For YouTube viewers dissatisfied with the videos the platform has recommended to them, pressing the “dislike” button may not make a big difference, according to a new research report.
YouTube has said users have numerous ways to indicate that they disapprove of content and do not want to watch similar videos. But all of those controls are relatively ineffective, researchers at the Mozilla Foundation said in a report published on Tuesday. The result was that users continued receiving unwanted recommendations on YouTube, the world’s largest video site.
Researchers found that YouTube’s “dislike” button reduced similar, unwanted recommendations only 12 percent, according to their report, titled “Does This Button Work?” Pressing “Don’t recommend channel” was 43 percent effective in reducing unwanted recommendations, pressing “not interested” was 11 percent effective and removing a video from one’s watch history was 29 percent effective.
The researchers analyzed more than 567 million YouTube video recommendations with the help of 22,700 participants. They used a tool, RegretReporter, that Mozilla developed to study YouTube’s recommendation algorithm. It collected data on participants’ experiences on the platform. But the participants were not representative of all YouTube users because they voluntarily downloaded the tool.
Jesse McCrosky, one of the researchers who conducted the study, said YouTube should be more transparent and give users more influence over what they see.
“Maybe we should actually respect human autonomy and dignity here, and listen to what people are telling us, instead of just stuffing down their throat whatever we think they’re going to eat,” Mr. McCrosky said in an interview.
YouTube defended its recommendation system. “Our controls do not filter out entire topics or viewpoints, as this could have negative effects for viewers, like creating echo chambers,” Elena Hernandez, a spokeswoman for YouTube, said in a statement. “Mozilla’s report doesn’t take into account how our systems actually work, and therefore it’s difficult for us to glean many insights.”
YouTube also said its own surveys have shown that users were generally satisfied with the recommendations they saw, and that the platform has tried to not prevent recommendations of all content related to a topic, opinion or speaker. The company also said it was looking to collaborate with more academic researchers under its researcher program.
One research participant asked YouTube on Jan. 17 not to recommend content like a video about a cow trembling in pain, which included an image of a discolored hoof. On March 15, the user received a recommendation for a video titled “There Was Pressure Building in This Hoof,” which again included a graphic image of the end of a cow’s leg.
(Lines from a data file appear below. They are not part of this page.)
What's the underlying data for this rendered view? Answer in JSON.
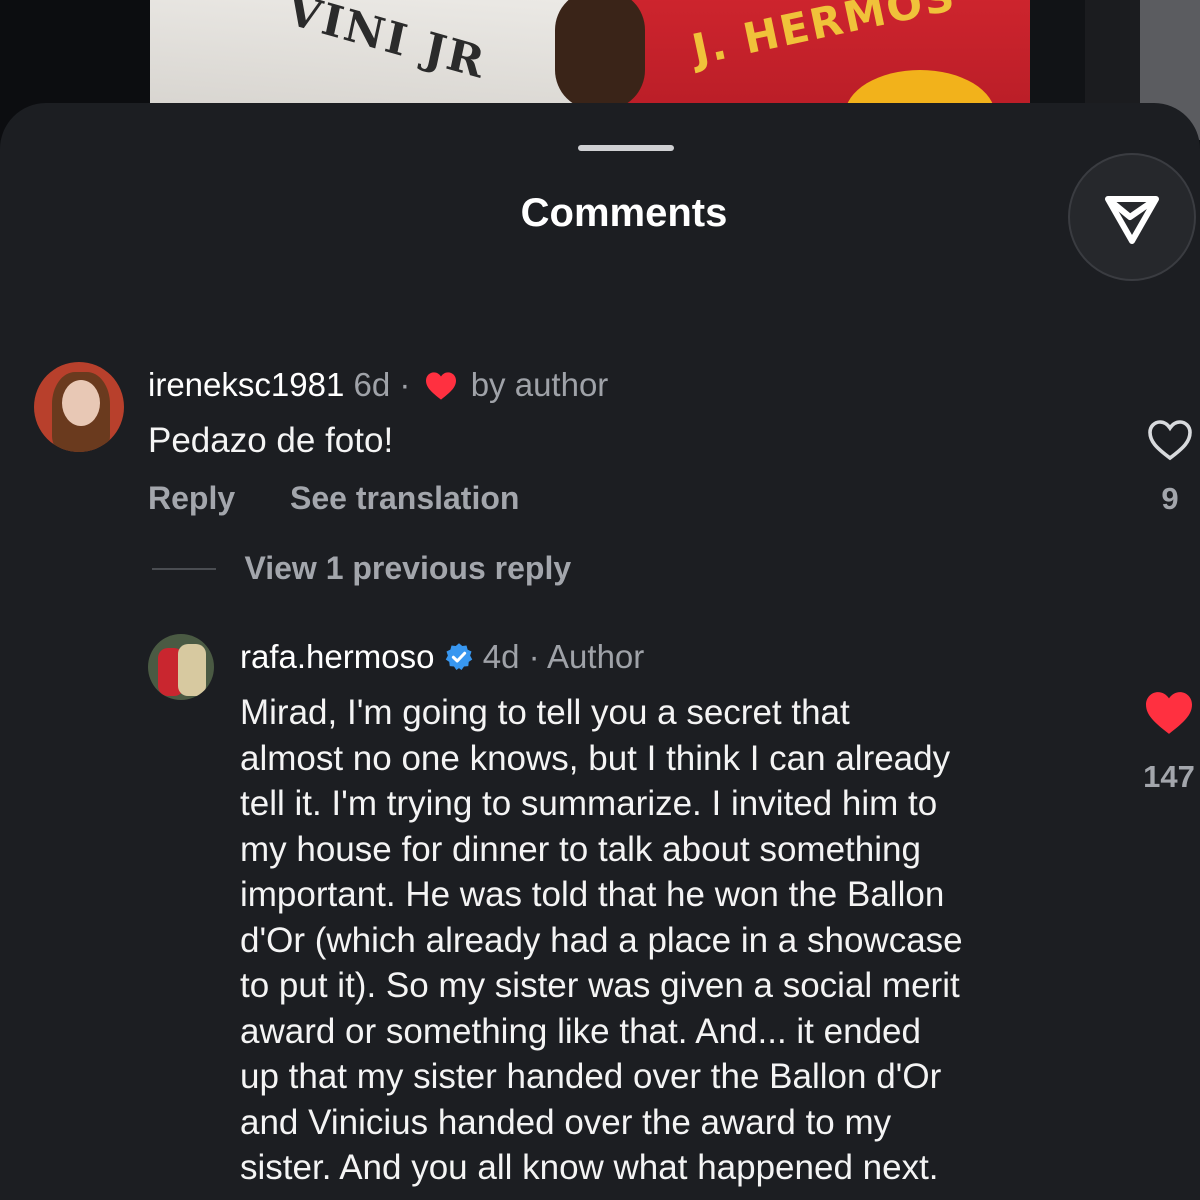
{
  "photo": {
    "left_shirt_text": "VINI JR",
    "right_shirt_text": "J. HERMOS"
  },
  "sheet": {
    "title": "Comments"
  },
  "comments": [
    {
      "username": "ireneksc1981",
      "time": "6d",
      "separator": "·",
      "liked_by_author_label": "by author",
      "text": "Pedazo de foto!",
      "reply_label": "Reply",
      "translate_label": "See translation",
      "like_count": "9",
      "liked": false
    }
  ],
  "view_replies_label": "View 1 previous reply",
  "reply": {
    "username": "rafa.hermoso",
    "verified": true,
    "time": "4d",
    "separator": "·",
    "badge": "Author",
    "lines": [
      "Mirad, I'm going to tell you a secret that",
      "almost no one knows, but I think I can already",
      "tell it. I'm trying to summarize. I invited him to",
      "my house for dinner to talk about something",
      "important. He was told that he won the Ballon",
      "d'Or (which already had a place in a showcase",
      "to put it). So my sister was given a social merit",
      "award or something like that. And... it ended",
      "up that my sister handed over the Ballon d'Or",
      "and Vinicius handed over the award to my",
      "sister. And you all know what happened next."
    ],
    "like_count": "147",
    "liked": true
  },
  "colors": {
    "sheet_bg": "#1c1e22",
    "heart_red": "#ff3040",
    "verified_blue": "#3897f0",
    "muted_text": "#a3a6ac"
  }
}
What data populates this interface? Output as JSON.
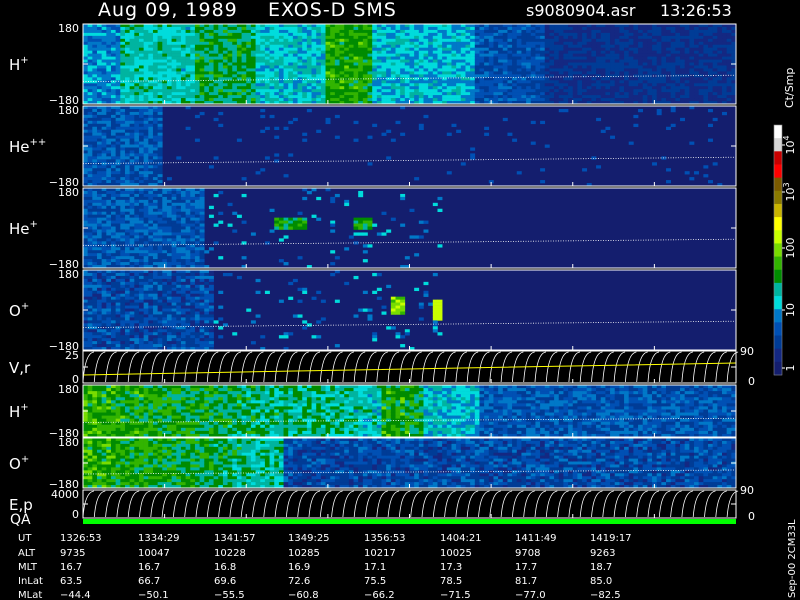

Other examples of unwanted recommendations included videos of guns, violence from the war in Ukraine and Tucker Carlson’s show on Fox News.
The researchers also detailed an episode of a YouTube user expressing disapproval of a video called “A Grandma Ate Cookie Dough for Lunch Every Week. This Is What Happened to Her Bones.” For the next three months, the user continued seeing recommendations for similar videos about what happened to people’s stomachs, livers and kidneys after they consumed various items.
“Eventually, it always comes back,” one user said.
Ever since it developed a recommendation system, YouTube has shown each user a personalized version of the platform that surfaces videos its algorithms determine viewers want to see based on past viewing behavior and other variables. The site has been scrutinized for sending people down rabbit holes of misinformation and political extremism.
In July 2021, Mozilla published research that found that YouTube had recommended 71 percent of the videos that participants had said featured misinformation, hate speech and other unsavory content.
YouTube has said its recommendation system relies on numerous “signals” and is constantly evolving, so providing transparency about how it works is not as easy as “listing a formula.”
“A number of signals build on each other to help inform our system about what you find satisfying: clicks, watch time, survey responses, sharing, likes and dislikes,” Cristos Goodrow, a vice president of engineering at YouTube, wrote in a corporate blog post last September.